Here are the main pros and cons of investing in India ETFs:
Pros
- Diversification: India ETFs provide instant diversification across various sectors of India’s economy, reducing the risk associated with investing in individual stocks.
- Exposure to a growing economy: India is a rapidly growing economy with significant growth potential across sectors like technology, consumer goods, finance and manufacturing. Investing in India ETFs allows you to participate in this growth story.
- Ease of access: India ETFs are easily accessible through major stock exchanges, allowing investors to buy and sell shares like individual stocks.
- Cost efficiency: ETFs generally have lower expense ratios compared to actively managed funds, which can help you keep more of your investment returns.
- Transparency: Most ETFs disclose their holdings on a regular basis, providing transparency into the assets you own.
- Passive investment strategy: Many India ETFs follow a passive investment approach, aiming to replicate the performance of an underlying index. This approach eliminates the need for active stock picking.
- Liquidity: India ETFs are traded on major exchanges, providing liquidity and allowing investors to buy or sell shares throughout the trading day.
Cons
- Market volatility: Like any investment, India ETFs are subject to market fluctuations and volatility. Economic, political and geopolitical events can impact their performance.
- Currency risk: If India’s rupee depreciates against an investor’s base currency, such as the U.S. dollar, it can affect the returns when converted back.

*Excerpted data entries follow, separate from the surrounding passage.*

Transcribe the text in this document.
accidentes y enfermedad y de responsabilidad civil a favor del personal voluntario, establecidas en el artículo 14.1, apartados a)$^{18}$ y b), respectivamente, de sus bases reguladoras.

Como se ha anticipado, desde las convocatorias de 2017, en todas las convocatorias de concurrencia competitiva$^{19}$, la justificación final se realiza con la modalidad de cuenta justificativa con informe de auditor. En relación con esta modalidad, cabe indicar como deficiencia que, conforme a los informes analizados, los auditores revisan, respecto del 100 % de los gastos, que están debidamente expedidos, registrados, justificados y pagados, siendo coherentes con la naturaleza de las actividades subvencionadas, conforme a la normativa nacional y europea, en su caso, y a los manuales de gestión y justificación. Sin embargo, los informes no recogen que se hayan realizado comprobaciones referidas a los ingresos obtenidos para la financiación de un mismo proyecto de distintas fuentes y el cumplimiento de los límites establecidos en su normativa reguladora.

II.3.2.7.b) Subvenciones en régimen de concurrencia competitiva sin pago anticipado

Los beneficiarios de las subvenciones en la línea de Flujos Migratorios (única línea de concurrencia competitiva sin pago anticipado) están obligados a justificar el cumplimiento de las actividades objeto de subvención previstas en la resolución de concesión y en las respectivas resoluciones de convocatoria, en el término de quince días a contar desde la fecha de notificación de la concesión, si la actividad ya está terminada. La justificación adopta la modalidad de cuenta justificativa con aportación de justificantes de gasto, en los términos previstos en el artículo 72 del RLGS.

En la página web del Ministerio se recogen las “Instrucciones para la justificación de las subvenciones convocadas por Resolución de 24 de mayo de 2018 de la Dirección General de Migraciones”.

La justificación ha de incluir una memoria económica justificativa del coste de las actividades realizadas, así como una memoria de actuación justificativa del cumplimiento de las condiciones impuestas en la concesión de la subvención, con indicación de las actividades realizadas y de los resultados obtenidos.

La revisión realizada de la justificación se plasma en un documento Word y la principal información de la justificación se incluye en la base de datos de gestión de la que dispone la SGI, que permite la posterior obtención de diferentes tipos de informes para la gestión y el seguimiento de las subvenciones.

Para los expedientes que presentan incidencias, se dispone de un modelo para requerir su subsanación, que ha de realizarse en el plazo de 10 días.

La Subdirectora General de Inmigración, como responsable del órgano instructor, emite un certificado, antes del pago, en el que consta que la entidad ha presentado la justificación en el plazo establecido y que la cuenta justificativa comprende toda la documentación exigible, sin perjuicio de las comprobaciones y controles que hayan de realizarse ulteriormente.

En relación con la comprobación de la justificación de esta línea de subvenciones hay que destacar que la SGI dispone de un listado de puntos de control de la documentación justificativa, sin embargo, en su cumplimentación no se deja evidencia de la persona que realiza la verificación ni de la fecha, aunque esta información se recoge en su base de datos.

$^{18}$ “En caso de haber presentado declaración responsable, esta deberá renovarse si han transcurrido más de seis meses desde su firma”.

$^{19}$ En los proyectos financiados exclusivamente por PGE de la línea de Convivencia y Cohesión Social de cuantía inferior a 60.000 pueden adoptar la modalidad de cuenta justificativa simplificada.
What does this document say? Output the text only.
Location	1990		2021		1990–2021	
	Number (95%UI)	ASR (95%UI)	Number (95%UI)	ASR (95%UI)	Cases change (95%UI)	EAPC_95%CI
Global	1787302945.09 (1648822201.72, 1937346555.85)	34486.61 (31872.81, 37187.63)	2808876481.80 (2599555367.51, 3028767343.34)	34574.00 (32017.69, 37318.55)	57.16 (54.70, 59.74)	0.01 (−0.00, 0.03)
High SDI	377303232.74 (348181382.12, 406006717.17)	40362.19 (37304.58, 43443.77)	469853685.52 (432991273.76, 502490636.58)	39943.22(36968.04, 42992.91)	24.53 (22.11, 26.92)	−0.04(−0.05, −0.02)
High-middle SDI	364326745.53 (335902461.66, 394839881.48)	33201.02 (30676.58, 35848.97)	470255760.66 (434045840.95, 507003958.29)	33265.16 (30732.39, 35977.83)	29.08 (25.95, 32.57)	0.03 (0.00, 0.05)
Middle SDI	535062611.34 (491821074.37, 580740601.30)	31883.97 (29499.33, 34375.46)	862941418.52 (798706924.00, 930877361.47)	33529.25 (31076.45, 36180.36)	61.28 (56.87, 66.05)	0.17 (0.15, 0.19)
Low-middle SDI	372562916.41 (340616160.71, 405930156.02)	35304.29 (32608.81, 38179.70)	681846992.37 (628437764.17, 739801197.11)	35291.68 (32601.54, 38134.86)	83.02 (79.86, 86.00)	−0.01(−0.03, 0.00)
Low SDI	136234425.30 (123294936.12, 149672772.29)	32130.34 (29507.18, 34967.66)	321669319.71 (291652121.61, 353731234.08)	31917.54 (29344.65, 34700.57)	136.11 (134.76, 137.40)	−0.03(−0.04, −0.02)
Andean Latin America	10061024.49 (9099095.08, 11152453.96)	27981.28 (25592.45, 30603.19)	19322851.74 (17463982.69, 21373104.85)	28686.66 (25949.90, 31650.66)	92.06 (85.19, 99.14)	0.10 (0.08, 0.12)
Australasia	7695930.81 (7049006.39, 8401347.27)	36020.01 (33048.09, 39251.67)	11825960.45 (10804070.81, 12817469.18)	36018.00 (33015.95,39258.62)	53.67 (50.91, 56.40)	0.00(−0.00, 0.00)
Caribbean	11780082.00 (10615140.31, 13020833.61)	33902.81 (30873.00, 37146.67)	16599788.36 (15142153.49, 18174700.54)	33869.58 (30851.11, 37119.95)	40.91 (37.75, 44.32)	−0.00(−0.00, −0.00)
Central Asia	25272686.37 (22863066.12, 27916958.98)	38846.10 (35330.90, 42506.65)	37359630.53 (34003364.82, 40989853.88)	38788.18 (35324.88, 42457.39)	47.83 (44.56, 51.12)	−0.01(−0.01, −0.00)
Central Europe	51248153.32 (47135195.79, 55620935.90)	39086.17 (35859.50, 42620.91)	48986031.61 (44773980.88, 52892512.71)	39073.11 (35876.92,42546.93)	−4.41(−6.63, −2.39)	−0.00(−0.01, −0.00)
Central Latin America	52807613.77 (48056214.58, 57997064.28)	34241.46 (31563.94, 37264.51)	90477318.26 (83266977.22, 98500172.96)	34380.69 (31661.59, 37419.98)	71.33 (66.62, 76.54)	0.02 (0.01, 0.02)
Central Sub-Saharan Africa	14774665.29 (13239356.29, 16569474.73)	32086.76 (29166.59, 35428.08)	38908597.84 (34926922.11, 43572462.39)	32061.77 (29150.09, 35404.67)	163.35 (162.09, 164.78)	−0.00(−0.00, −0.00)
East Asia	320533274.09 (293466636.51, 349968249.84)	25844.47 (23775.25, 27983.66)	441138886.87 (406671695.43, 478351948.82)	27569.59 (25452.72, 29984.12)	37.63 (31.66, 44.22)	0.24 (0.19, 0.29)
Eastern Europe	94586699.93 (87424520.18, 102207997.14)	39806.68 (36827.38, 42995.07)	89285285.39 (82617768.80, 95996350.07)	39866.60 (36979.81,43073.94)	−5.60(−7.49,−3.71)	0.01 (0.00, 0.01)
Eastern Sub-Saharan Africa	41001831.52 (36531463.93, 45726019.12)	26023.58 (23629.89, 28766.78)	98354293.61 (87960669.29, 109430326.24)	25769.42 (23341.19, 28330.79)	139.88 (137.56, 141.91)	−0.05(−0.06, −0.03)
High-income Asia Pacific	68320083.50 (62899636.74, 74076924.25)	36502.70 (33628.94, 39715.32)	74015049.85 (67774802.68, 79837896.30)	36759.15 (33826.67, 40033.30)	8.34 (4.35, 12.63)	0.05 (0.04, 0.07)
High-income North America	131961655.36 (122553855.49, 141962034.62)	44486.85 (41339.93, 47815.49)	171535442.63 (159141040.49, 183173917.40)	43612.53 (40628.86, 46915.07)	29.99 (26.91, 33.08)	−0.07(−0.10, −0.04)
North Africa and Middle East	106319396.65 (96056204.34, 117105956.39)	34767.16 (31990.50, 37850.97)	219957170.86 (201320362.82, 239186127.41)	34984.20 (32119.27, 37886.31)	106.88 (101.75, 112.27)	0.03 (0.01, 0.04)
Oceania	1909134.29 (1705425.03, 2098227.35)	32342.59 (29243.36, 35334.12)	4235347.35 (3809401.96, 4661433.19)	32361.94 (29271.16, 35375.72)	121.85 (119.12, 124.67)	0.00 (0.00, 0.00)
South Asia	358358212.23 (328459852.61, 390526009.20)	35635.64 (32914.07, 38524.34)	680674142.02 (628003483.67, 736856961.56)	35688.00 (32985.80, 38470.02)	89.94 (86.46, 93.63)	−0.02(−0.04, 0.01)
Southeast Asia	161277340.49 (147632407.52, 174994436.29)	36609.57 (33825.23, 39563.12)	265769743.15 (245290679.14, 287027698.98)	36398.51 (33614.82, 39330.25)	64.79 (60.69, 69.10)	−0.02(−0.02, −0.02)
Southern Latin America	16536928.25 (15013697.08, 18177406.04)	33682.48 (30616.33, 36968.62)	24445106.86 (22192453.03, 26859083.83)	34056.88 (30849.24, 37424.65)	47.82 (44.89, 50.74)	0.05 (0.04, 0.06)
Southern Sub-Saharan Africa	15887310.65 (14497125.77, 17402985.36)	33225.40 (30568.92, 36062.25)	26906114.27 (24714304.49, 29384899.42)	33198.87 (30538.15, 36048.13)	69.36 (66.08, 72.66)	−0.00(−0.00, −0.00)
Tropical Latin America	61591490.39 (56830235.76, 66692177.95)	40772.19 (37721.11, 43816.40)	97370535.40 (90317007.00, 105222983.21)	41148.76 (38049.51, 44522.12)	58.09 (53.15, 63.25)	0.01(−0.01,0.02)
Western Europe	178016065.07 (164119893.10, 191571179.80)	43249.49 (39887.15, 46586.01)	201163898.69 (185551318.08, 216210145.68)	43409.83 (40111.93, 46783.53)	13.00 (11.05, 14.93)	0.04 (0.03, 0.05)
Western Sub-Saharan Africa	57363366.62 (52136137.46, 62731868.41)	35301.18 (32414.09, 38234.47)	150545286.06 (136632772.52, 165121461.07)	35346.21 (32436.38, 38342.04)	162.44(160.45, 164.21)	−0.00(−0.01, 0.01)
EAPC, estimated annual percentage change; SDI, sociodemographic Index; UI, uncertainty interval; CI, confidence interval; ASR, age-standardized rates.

- Country-specific risks: Investing in a single-country ETF exposes you to country-specific risks, such as regulatory changes, government policies and economic stability.
- Limited exposure: While India ETFs offer diversification within the country, they may not capture the entire range of investment opportunities in India's diverse economy.
- Long-term commitment: Investing in India ETFs should ideally be a long-term commitment, as short-term market volatility may affect short-term returns.
- Liquidity and trading costs: While ETFs are generally liquid, trading volumes can vary, leading to potential bid/ask spreads and trading costs.
Bottom Line on Investing in India ETFs
India’s economy has strong growth potential in the years ahead; however, investors should always use caution when considering an investment in an emerging market economy like India’s. Economic conditions, geopolitical events and other factors can influence the performance of investments, so it's important to make investment decisions based on a well-informed and long-term perspective rather than short-term market fluctuations.
As with any investment, diversification across different asset classes and regions is recommended to manage risk effectively.